The United Republic of Tanzania, by far the largest country in the East Africa community, is situated on the coast, with the Indian Ocean forming its Eastern boundry. To the North is Kenya and Uganda and at the Southern boundary are Mozambique and Malawi. Zambia borders Tanzania to the southwest, and The Democratic Republic of Congo. Burundi and Rwanda border Tanzania to the west.
Tanzania also includes the Islands off the coastline, most prominently, Zanzibar and Pemba. There are three mountain ranges, the Livingstone Mountains in the Southwest, and the Pare and Usambara ranges in the Northeast. Mount Kilimanjaro, at 19,340 ft., is Africa’s highest mountain; it is in the North, right on the Kenyan border.
Tanzania encompasses many lakes within its borders and of course, Lake Victoria to the West and Northwest, is the most prominent. Most rivers in Tanzania are seasonal, with the exception of the Nile, Zaire and Zambezi, which actually all originate here.The mainland portion, formerly Tanganika, gained independence in 1961 and the Zanzibar Archipelago, as it was called, in 1963. In 1964 they formed what is now known as the United Republic of Tanzania. A total of 38% of the land mass has been put aside for conservation; there are 16 National Parks, the most famous being the Serengeti. There are also a number of forest and game reserves, notably the Ngorongo Crater. In the Western section of Tanzania, Jane Goodall’s on going study of the Chimpanzee has been carried on in the Gombe Stream National park.
There are three main climatic areas in Tanzania;
1) the coastal area and immediate hinterland, where conditions are tropical with temperatures averaging 26.6°C (80°), rainfall varying from, 40 to 76 inches and high in humidity;
2) the central plateau, which is hot and dry (rainfall 20 to 30 inches), although with considerable daily and seasonal temperature variations;
3) the third region is the semi-temperate highland areas, where the climate is healthy and cool.
In addition, there are anomolies: The eastern sections average only 30 to 40 inches of rain, while the western parts receive up to 90 inches. A small area north of Lake Malawi receive 100 inches of rain.
Generally, there are two rainy seasons; from November to December and from April to mid-June.

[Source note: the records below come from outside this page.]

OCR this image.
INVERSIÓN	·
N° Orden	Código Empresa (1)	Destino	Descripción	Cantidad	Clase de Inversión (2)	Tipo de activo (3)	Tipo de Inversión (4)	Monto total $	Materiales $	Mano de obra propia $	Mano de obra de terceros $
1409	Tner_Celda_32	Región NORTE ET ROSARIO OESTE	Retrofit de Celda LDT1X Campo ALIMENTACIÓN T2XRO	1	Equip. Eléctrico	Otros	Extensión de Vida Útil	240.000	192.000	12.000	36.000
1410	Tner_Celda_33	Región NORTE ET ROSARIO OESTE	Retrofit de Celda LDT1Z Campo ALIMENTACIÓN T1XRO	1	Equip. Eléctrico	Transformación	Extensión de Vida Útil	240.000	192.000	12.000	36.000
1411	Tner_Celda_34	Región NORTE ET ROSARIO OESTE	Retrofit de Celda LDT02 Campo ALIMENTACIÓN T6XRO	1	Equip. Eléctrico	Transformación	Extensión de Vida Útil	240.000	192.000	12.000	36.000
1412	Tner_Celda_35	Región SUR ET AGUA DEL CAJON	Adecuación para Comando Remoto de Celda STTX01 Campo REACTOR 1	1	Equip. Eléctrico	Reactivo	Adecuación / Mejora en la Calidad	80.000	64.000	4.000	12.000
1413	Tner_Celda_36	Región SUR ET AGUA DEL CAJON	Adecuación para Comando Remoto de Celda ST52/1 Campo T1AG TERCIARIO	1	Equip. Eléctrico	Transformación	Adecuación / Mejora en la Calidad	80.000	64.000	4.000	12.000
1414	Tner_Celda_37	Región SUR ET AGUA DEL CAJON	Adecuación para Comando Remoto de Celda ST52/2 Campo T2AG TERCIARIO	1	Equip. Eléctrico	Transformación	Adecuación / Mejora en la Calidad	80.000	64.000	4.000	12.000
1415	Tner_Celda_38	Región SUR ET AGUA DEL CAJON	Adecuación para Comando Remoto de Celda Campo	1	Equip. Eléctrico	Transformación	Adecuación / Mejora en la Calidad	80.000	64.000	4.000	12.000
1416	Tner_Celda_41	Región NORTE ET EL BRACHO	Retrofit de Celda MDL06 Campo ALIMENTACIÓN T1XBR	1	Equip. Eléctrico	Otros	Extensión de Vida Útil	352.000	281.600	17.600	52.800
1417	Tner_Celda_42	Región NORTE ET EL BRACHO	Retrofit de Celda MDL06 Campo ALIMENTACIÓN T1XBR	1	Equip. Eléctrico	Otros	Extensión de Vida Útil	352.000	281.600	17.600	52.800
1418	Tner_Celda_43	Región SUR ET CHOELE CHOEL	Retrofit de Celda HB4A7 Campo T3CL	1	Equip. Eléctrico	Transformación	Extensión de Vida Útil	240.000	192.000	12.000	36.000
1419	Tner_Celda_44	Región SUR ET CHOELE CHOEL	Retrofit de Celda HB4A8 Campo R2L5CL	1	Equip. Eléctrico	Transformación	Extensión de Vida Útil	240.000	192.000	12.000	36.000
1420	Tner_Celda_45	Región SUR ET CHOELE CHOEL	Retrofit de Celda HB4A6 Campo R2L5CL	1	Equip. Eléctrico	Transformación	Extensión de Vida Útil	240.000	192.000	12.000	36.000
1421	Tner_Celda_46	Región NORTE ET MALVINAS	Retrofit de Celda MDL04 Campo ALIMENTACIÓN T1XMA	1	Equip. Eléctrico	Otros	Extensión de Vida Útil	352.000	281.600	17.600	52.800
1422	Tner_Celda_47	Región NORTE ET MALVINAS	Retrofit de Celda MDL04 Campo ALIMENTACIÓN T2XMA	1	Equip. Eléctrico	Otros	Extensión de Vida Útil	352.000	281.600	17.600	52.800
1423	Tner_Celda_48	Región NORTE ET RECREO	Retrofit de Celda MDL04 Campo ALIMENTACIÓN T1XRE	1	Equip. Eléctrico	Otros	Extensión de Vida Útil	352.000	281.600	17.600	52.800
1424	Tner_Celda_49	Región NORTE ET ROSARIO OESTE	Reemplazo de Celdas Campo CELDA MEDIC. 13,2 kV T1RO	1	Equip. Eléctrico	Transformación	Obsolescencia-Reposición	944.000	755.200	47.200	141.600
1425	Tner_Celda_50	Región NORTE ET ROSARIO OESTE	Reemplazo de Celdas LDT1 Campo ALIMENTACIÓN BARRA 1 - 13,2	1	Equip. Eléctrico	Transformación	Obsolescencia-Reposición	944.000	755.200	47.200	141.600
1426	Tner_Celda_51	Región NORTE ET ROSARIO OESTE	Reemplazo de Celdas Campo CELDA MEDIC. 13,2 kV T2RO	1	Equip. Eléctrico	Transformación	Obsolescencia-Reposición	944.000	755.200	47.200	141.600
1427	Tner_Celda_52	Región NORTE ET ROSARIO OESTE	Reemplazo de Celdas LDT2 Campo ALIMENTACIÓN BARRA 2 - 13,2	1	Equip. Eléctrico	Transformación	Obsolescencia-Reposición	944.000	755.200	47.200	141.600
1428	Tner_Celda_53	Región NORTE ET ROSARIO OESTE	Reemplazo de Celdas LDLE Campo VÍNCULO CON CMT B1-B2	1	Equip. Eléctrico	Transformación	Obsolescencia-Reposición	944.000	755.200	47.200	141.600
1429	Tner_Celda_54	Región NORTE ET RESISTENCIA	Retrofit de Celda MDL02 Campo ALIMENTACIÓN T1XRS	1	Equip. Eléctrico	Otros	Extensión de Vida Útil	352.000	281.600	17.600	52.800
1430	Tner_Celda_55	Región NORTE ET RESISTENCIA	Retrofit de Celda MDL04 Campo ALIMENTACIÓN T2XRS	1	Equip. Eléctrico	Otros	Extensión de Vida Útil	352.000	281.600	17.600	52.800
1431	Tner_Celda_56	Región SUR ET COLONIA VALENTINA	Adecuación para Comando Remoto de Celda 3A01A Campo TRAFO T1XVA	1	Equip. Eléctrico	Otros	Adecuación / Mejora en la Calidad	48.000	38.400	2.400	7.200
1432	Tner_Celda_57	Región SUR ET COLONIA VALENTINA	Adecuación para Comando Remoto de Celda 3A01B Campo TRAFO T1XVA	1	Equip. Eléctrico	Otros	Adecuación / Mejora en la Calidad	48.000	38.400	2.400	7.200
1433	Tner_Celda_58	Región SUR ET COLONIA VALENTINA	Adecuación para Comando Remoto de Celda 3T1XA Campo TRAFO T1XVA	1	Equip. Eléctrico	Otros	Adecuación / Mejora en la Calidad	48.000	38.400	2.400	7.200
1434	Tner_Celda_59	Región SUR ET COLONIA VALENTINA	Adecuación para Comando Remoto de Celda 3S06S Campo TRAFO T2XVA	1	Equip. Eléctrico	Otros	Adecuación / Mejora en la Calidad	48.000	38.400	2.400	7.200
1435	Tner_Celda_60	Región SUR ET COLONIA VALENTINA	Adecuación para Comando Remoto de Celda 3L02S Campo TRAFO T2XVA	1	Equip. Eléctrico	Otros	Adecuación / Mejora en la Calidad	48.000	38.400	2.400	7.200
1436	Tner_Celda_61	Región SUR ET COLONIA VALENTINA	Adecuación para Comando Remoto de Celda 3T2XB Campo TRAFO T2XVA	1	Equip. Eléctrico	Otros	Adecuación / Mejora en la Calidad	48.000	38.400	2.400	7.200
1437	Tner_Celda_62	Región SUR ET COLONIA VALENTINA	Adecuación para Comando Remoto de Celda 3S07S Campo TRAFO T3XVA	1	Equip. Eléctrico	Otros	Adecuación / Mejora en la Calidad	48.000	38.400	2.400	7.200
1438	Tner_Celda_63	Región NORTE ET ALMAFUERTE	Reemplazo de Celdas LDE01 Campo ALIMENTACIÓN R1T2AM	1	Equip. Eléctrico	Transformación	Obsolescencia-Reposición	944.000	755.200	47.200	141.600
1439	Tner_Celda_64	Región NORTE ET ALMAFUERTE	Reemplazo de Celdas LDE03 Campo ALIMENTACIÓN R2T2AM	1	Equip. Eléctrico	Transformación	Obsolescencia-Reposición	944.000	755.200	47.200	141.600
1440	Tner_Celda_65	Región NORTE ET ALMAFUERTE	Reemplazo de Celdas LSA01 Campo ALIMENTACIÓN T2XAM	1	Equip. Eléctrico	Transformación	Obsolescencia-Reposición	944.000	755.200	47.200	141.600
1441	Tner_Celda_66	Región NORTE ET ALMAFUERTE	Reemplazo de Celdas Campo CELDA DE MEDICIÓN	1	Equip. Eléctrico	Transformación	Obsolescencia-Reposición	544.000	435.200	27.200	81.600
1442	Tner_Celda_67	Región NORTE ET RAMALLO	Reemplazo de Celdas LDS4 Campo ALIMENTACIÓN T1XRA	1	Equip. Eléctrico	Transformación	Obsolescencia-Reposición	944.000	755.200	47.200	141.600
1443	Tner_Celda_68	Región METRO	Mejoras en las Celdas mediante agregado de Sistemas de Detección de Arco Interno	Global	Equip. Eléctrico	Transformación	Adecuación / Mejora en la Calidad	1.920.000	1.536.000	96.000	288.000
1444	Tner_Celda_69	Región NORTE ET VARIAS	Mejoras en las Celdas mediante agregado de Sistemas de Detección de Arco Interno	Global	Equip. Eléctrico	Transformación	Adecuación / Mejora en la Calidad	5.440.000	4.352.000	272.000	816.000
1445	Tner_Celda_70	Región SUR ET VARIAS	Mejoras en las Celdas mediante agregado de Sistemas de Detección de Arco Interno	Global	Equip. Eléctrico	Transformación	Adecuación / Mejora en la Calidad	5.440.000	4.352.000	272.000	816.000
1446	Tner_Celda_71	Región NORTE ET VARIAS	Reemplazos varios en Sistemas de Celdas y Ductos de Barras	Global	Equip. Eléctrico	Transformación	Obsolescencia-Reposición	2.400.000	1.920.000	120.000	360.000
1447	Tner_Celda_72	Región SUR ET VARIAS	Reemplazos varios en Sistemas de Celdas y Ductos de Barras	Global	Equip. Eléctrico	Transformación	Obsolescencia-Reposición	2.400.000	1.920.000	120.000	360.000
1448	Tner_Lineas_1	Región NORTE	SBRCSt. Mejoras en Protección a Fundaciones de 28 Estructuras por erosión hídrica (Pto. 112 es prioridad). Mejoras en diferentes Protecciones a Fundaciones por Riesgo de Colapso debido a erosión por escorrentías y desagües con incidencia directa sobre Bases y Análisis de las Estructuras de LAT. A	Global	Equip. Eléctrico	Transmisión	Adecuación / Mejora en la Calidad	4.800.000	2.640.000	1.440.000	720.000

All visitors wishing to enter United Republic of Tanzania must obtain a visa, either outside the country, or when arriving at an entry point. Travelers from the following countries do not require a visa:Botswana, Gambia, Ghana, Hong Kong, Kenya, Lesotho, Malaysia, Malawi, Mozambique, Namibia, Swaziland, Zambia, and Zimbabwe.Nationals of the East African Community need neither visa nor entry permit to enter United Republic of Tanzania. Passports must be valid for at leave six months.
Official Currency: Tanzania Shilling=100 cents
Foreign Exchange: $1 US is equal to 2,200 shillings
BANKING & BUSINESS HOURS
Banking: Monday to Friday: 0830-1500 Saturday: 0830-1300
Shops: Monday to Saturday: 0830-1200 and 1400-1800
ATM’s are available in all urban centers.
Tanzania is three hours ahead of GMT
If you need medical care whilst in Tanzania, it is best to be aware that medical providers may not accept payment through your insurance company. In these circumstances you will have to pay in full after your treatment and file a claim with your insurance company for reimbursement. Therefore you should have access to cash, either from a credit card or by wire transfer. If you need assistance contact the country’s local embassy or representative.
To be compensated you must be treated by licensed medical personnel and provide your insurance company with proper documentation and receipts.
It is advisable to always ensure you have a comprehensive travel insurance policy which covers you for repatriation to your home country.